São quase duas da manhã. Há alguns anos, eu diria que estava preparando algum tipo de delícia alucinógena para rebater o insano surto famélico dos bróders alojados em meu sofá.

Foto de papinhas.

Mas a verdade é que o tempo passou e, entre batatas, abóboras, beterrabas e maços de couve, fatio, pré-cozinho e congelo os vegetais que comprei na Feira de Orgânicos. Amanhã eles vão para a panela, virar as refeições da semana da minha bebê de seis meses.

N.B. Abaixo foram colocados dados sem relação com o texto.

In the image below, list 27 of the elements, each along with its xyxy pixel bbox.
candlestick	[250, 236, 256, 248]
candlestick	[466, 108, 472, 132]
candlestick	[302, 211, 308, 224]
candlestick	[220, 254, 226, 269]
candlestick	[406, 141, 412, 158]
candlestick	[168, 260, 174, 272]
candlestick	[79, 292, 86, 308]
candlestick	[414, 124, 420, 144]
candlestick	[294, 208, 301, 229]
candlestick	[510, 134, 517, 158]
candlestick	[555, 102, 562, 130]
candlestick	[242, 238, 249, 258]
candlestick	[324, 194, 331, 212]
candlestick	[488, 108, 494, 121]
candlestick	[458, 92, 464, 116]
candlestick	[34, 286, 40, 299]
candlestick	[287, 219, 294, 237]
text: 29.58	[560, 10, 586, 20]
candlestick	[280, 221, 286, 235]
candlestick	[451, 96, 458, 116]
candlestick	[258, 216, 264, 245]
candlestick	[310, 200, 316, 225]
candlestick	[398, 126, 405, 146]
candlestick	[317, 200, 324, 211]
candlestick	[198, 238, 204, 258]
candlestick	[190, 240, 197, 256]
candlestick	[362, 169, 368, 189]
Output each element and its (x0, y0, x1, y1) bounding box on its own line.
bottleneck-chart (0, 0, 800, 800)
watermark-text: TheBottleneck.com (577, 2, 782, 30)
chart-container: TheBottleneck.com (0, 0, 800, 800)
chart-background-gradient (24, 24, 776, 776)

Existe nesta cena uma inexorável sensação de passagem do tempo e crescimento. Desde quando a comida acompanha você, leitor, e exerce tanta importância em sua vida? Não falo do simples fato de alimentarmo-nos, vital por si só, mas da relação que travamos com ele. Quando comecei a morar sozinho, fazer arroz tornou-se uma vitória. Foi um pulo até que cozinhar me desse o poder de comer o que quisesse, quando quisesse. Sushi? Damos um jeito. Comida indiana? Basta seguir a receita do livro. Conhecimento é poder, autonomia é liberdade. Escravo do miojo? Nunca mais.

Foi assim que eu cresci: cozinhando, aprendendo, errando. Como todo aprendiz, houve um momento em que pensei estar acima do bem e do mal. Em meus textos, fiz piada com hipsters, hippies, rajneeshs, com praticamente todo grupo que pensava diferente de mim. É a eles que devo desculpas, por não ter compreendido o que diziam há tanto tempo. Hoje eu entendo.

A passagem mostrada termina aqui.